Q1 2026 FINANCIAL HIGHLIGHTS
- Rental and service revenue increased by 7% to EUR 53 million (EUR 50 million in Q1 2025) with 4% like-for-like growth in rental income driven by Poland, Sofia and Belgrade.
- Gross margin increased by 16% to EUR 37 million with gross margin up to 70% from 65% a year ago.
- Adjusted EBITDA grew by 19% year-on-year to EUR 33 million (vs. EUR 28 million in Q1 2025), supported by stronger rental activity and tight control of operating and administrative expenses.
- FFO I amounted to EUR 16 million (EUR 13 million in Q1 2025), with FFO per share at EUR 0.03.
- EPRA NTA stood at EUR 1,126 million at the end of March 2026 (EUR 1,281 million at the end of Q1 2025; 1,124 million at the end of year 2025).

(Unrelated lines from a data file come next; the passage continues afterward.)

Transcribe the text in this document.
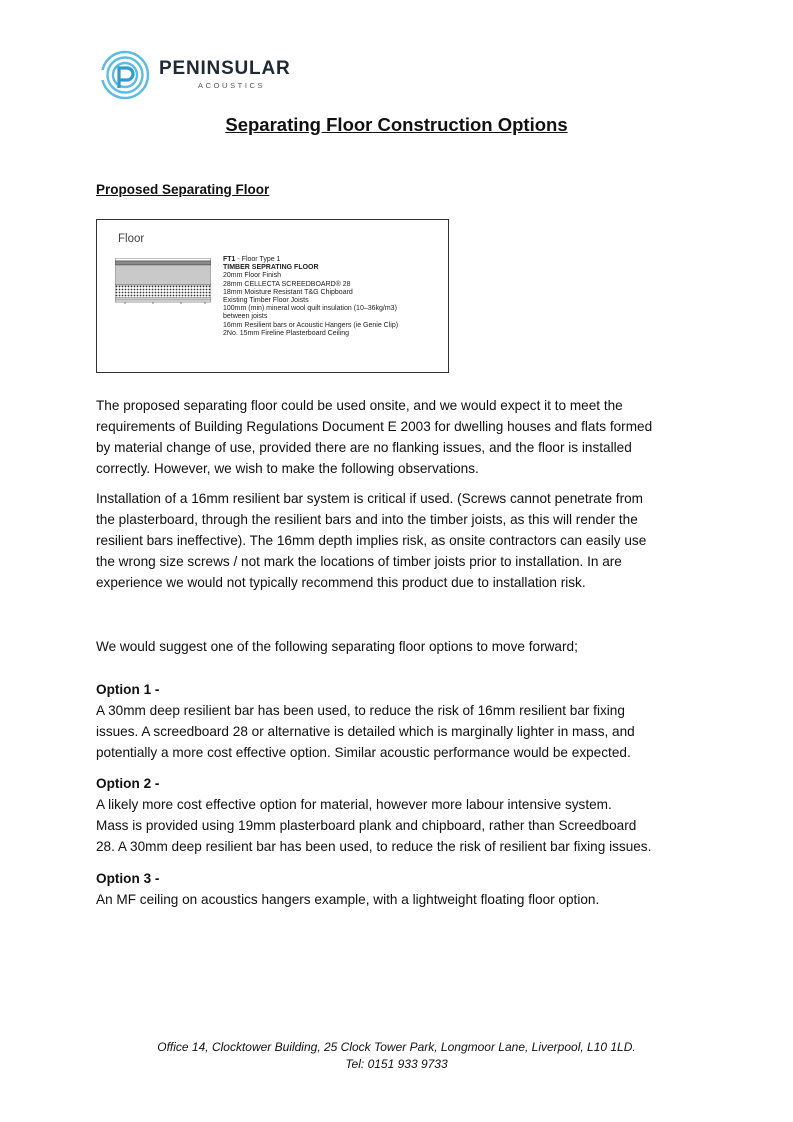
PENINSULAR
ACOUSTICS
Separating Floor Construction Options
Proposed Separating Floor
Floor
FT1 - Floor Type 1
TIMBER SEPRATING FLOOR
20mm Floor Finish
28mm CELLECTA SCREEDBOARD® 28
18mm Moisture Resistant T&G Chipboard
Existing Timber Floor Joists
100mm (min) mineral wool quilt insulation (10–36kg/m3)
between joists
16mm Resilient bars or Acoustic Hangers (ie Genie Clip)
2No. 15mm Fireline Plasterboard Ceiling
The proposed separating floor could be used onsite, and we would expect it to meet the
requirements of Building Regulations Document E 2003 for dwelling houses and flats formed
by material change of use, provided there are no flanking issues, and the floor is installed
correctly. However, we wish to make the following observations.
Installation of a 16mm resilient bar system is critical if used. (Screws cannot penetrate from
the plasterboard, through the resilient bars and into the timber joists, as this will render the
resilient bars ineffective). The 16mm depth implies risk, as onsite contractors can easily use
the wrong size screws / not mark the locations of timber joists prior to installation. In are
experience we would not typically recommend this product due to installation risk.
We would suggest one of the following separating floor options to move forward;
Option 1 -
A 30mm deep resilient bar has been used, to reduce the risk of 16mm resilient bar fixing
issues. A screedboard 28 or alternative is detailed which is marginally lighter in mass, and
potentially a more cost effective option. Similar acoustic performance would be expected.
Option 2 -
A likely more cost effective option for material, however more labour intensive system.
Mass is provided using 19mm plasterboard plank and chipboard, rather than Screedboard
28. A 30mm deep resilient bar has been used, to reduce the risk of resilient bar fixing issues.
Option 3 -
An MF ceiling on acoustics hangers example, with a lightweight floating floor option.
Office 14, Clocktower Building, 25 Clock Tower Park, Longmoor Lane, Liverpool, L10 1LD.
Tel: 0151 933 9733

EPRA NTA per share amounted to EUR 1.96 (PLN 8.41).
- Net LTV ratio stood at 57.7%¹ (57.0%¹ at the end of 2025), having risen slightly due to €20m incremental project loan on Galeria Północna.
Q1 2026 PORTFOLIO HIGHLIGHTS
- 27,500 sqm of commercial space leased, including 13,500 sqm of office space and 14,000 sqm of retail space.
- Occupancy rate of the income-generating commercial portfolio maintained at 87%.
- Weighted average lease term: 3.8 years for retail space and 3.4 years for office space.
- 99% of commercial buildings in the portfolio (100% in Poland, Serbia, Romania, Bulgaria and Croatia) hold LEED, BREEAM or DGNB certifications, or are undergoing recertification.
“Q1 2026 is one of the better quarters we have reported in quite some time and a strong start to the year. We delivered solid like‑for‑like rental growth, and increases in gross margin and Adjusted EBITDA, while keeping commercial occupancy stable. Part of the uplift reflects timing of service‑charge settlements and income corrections, but the underlying trend in the business is clearly positive. At the same time, we have closed the chapter on our old unsecured Eurobonds and further solidified our debt maturity profile, so we are entering the rest of 2026 with improving operations and a cleaner, more resilient balance sheet.”. said Botond Rencz, CEO of GTC.